95 -1.440925 0.963312 2.160002 1.334175 0.953738 0.763906 0.298397
96 -1.182199 -1.223739 -0.269553 0.176725 -0.117301 -0.034381 2.024914
97 -0.783330 0.183404 -0.798328 0.570219 1.000458 0.414616 0.462967
98 0.720470 -0.963628 NaN -0.886744 -0.170301 -0.647375 0.276774
99 -3.419854 -0.969928 -0.721836 1.682513 1.072179 1.907760 3.586141
[100 rows x 7 columns]
#Having got this dataframe, let us pepper it with random np.nan values.
import random
import numpy as np
#list of rows and columns to drop values from
row_list = list(range(numrows))
col_list = list(range(numfeat))
random.seed(42) #to get reproducible results
#Since we have 2000 values, let us populate about 50 NaNs in the dataset.
for i in range(50):
random_row = random.choice(row_list)
random_col = random.choice(col_list)
sample_df.iloc[random_row,random_col] = np.nan
print(sample_df)
A B C D E F G
0 -0.127194 1.236139 -0.992594 0.642372 -0.301938 -0.338470 NaN
1 -0.756942 -0.379475 0.854811 0.297301 -0.100486 0.227557 0.939396
2 -1.133766 -1.350423 -1.142068 0.088902 -1.240435 0.326618 2.098233
3 -0.833053 -0.685877 -1.295095 0.204945 -1.278842 NaN 1.270936
4 NaN -0.340500 0.351410 0.447896 0.372048 0.260806 1.075568
.. ... ... ... ... ... ... ...
95 -1.440925 0.963312 2.160002 1.334175 0.953738 0.763906 0.298397
96 -1.182199 -1.223739 -0.269553 0.176725 -0.117301 -0.034381 2.024914
97 -0.783330 0.183404 -0.798328 0.570219 1.000458 0.414616 0.462967
98 0.720470 -0.963628 NaN -0.886744 -0.170301 -0.647375 0.276774
99 -3.419854 -0.969928 -0.721836 1.682513 1.072179 1.907760 3.586141
[100 rows x 7 columns]
Count the missing values
Which are the columns with the most missing values?
mvcount_df = pd.DataFrame(sample_df.isnull().sum().sort_values(ascending=False),
columns = ['mvcount'])
#We get a dataframe indexed on the feature name
mvcount_df['mvpc'] = mvcount_df['mvcount']/sample_df.shape[0] #get the missing value percentage
print(mvcount_df)
mvcount mvpc
E 9 0.09
F 9 0.09
G 8 0.08
A 7 0.07
B 7 0.07
D 5 0.05
C 4 0.04
Visualization as a bar graph
import matplotlib.pyplot as plt
import seaborn as sns
fig, ax = plt.subplots(1,1,figsize=(10,4))
sns.barplot(x= mvcount_df['mvcount'], y= mvcount_df.index, ax=ax)
<AxesSubplot:xlabel='mvcount'>
Visualization as a heatmap
import seaborn as sns
import matplotlib.pyplot as plt
fig,ax = plt.subplots(1,1,figsize=(12,4))
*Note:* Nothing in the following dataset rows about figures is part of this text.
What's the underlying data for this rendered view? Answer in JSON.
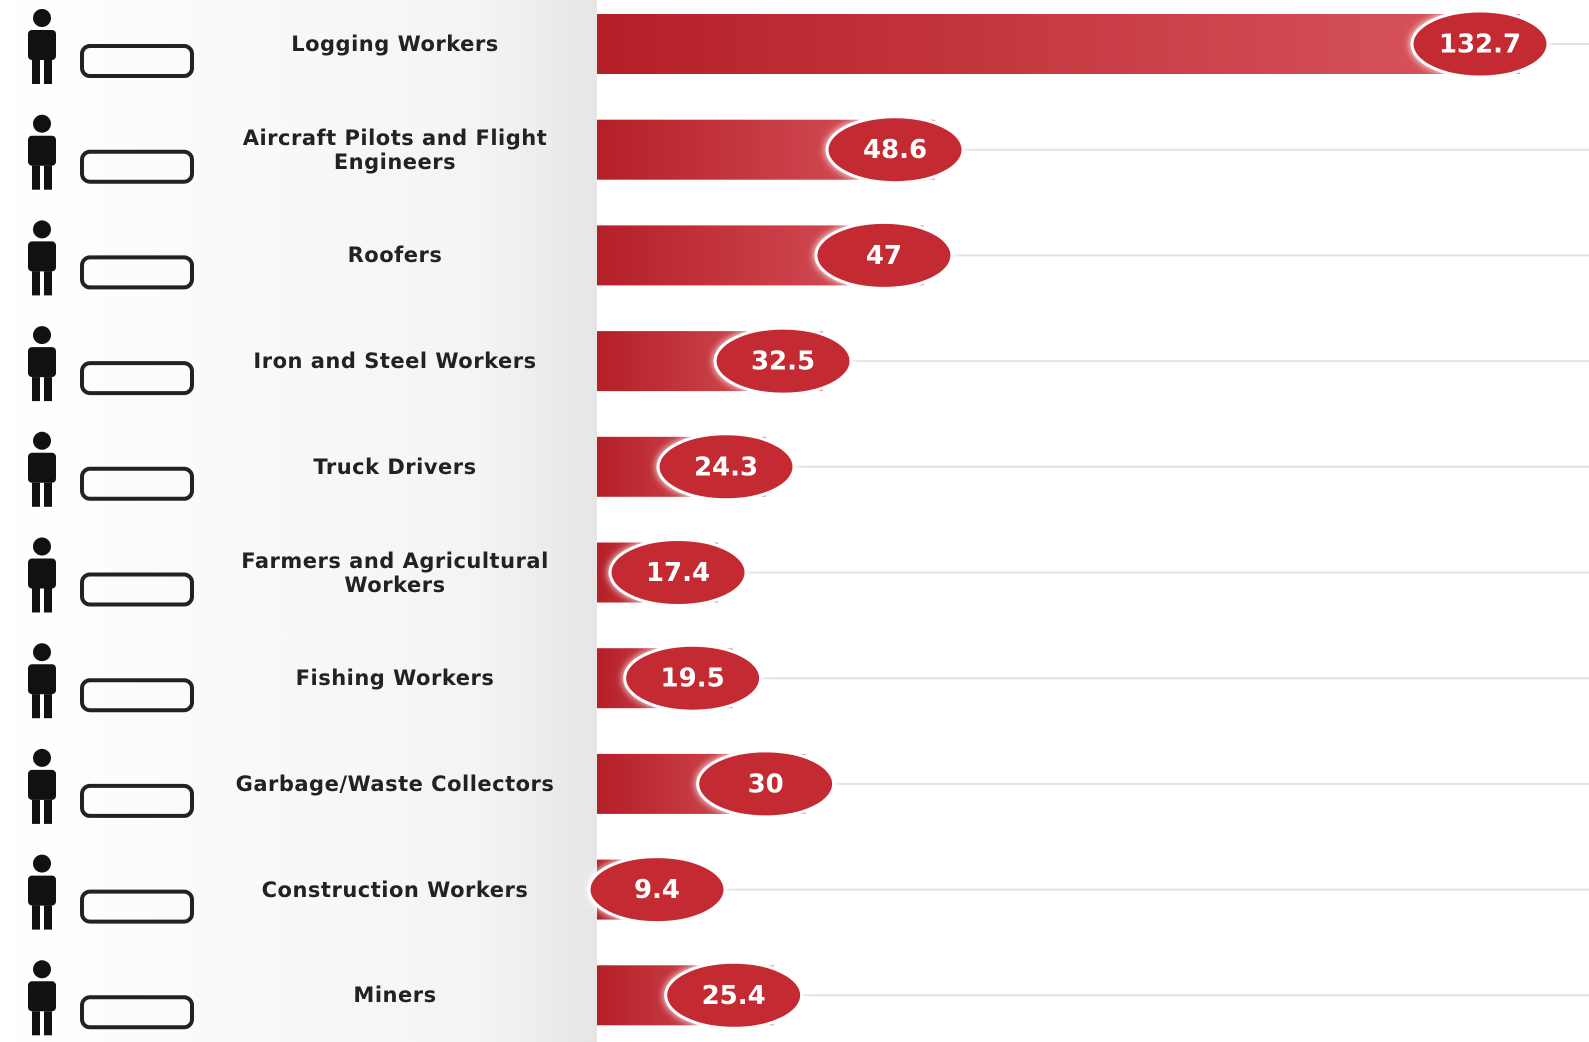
{
  "chart_data": {
    "type": "hbar",
    "categories": [
      "Logging Workers",
      "Aircraft Pilots and Flight Engineers",
      "Roofers",
      "Iron and Steel Workers",
      "Truck Drivers",
      "Farmers and Agricultural Workers",
      "Fishing Workers",
      "Garbage/Waste Collectors",
      "Construction Workers",
      "Miners"
    ],
    "values": [
      132.7,
      48.6,
      47,
      32.5,
      24.3,
      17.4,
      19.5,
      30,
      9.4,
      25.4
    ],
    "color": "#c42a33"
  }
}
sns.heatmap(sample_df.isnull(), yticklabels=False, cbar=False, cmap='Blues', ax=ax)
<AxesSubplot:>
To drop or not to drop
Dropping or not dropping rows or columns is a decision that depends on the particular dataset and the purpose of your analysis. All we will do here is learn how to appreciate the implications of dropping rows or columns.
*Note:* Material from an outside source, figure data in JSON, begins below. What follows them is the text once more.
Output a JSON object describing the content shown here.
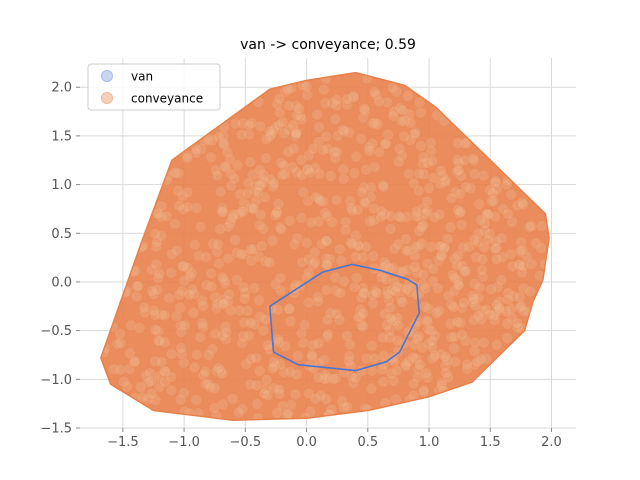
{
  "chart_data": {
    "type": "scatter",
    "title": "van -> conveyance; 0.59",
    "xlabel": "",
    "ylabel": "",
    "xlim": [
      -1.85,
      2.2
    ],
    "ylim": [
      -1.5,
      2.3
    ],
    "grid": true,
    "legend_position": "top-left",
    "xticks": [
      -1.5,
      -1.0,
      -0.5,
      0.0,
      0.5,
      1.0,
      1.5,
      2.0
    ],
    "yticks": [
      -1.5,
      -1.0,
      -0.5,
      0.0,
      0.5,
      1.0,
      1.5,
      2.0
    ],
    "xtick_labels": [
      "−1.5",
      "−1.0",
      "−0.5",
      "0.0",
      "0.5",
      "1.0",
      "1.5",
      "2.0"
    ],
    "ytick_labels": [
      "−1.5",
      "−1.0",
      "−0.5",
      "0.0",
      "0.5",
      "1.0",
      "1.5",
      "2.0"
    ],
    "series": [
      {
        "name": "van",
        "color": "#4a76d4",
        "hull": [
          [
            -0.3,
            -0.25
          ],
          [
            -0.27,
            -0.72
          ],
          [
            -0.07,
            -0.85
          ],
          [
            0.4,
            -0.91
          ],
          [
            0.65,
            -0.82
          ],
          [
            0.76,
            -0.72
          ],
          [
            0.92,
            -0.32
          ],
          [
            0.9,
            -0.03
          ],
          [
            0.82,
            0.03
          ],
          [
            0.6,
            0.12
          ],
          [
            0.37,
            0.18
          ],
          [
            0.13,
            0.1
          ]
        ]
      },
      {
        "name": "conveyance",
        "color": "#e8804a",
        "hull": [
          [
            -1.68,
            -0.78
          ],
          [
            -1.35,
            0.4
          ],
          [
            -1.1,
            1.25
          ],
          [
            -0.3,
            1.98
          ],
          [
            0.0,
            2.07
          ],
          [
            0.4,
            2.15
          ],
          [
            0.8,
            2.02
          ],
          [
            1.05,
            1.8
          ],
          [
            1.5,
            1.25
          ],
          [
            1.95,
            0.7
          ],
          [
            1.98,
            0.45
          ],
          [
            1.93,
            0.02
          ],
          [
            1.85,
            -0.2
          ],
          [
            1.78,
            -0.5
          ],
          [
            1.35,
            -1.03
          ],
          [
            1.0,
            -1.18
          ],
          [
            0.5,
            -1.32
          ],
          [
            0.0,
            -1.4
          ],
          [
            -0.6,
            -1.42
          ],
          [
            -1.25,
            -1.32
          ],
          [
            -1.6,
            -1.05
          ]
        ]
      }
    ]
  }
}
Let us drop the feature with most missing values and see how many rows we lose.
#From our example E is the one with the most missing values
#We will drop the column E and after that all rows with missing values
print(f"{sample_df.drop(['E'], axis=1).dropna().shape[0]} rows remain after the drop operation" )
65 rows remain after the drop operation
This shows that 65 rows remain after the previous operations. To get the number of rows dropped:
print("No. of rows dropped: ")
sample_df.shape[0] - sample_df.drop(['E'], axis=1).dropna().shape[0]
No. of rows dropped:
35
Depending on the dataset or the purpose of the analysis, we could drop more columns and decide whether losing the data rows is still acceptable for the analysis.
Or we could impute values…, which would be a topic in itself.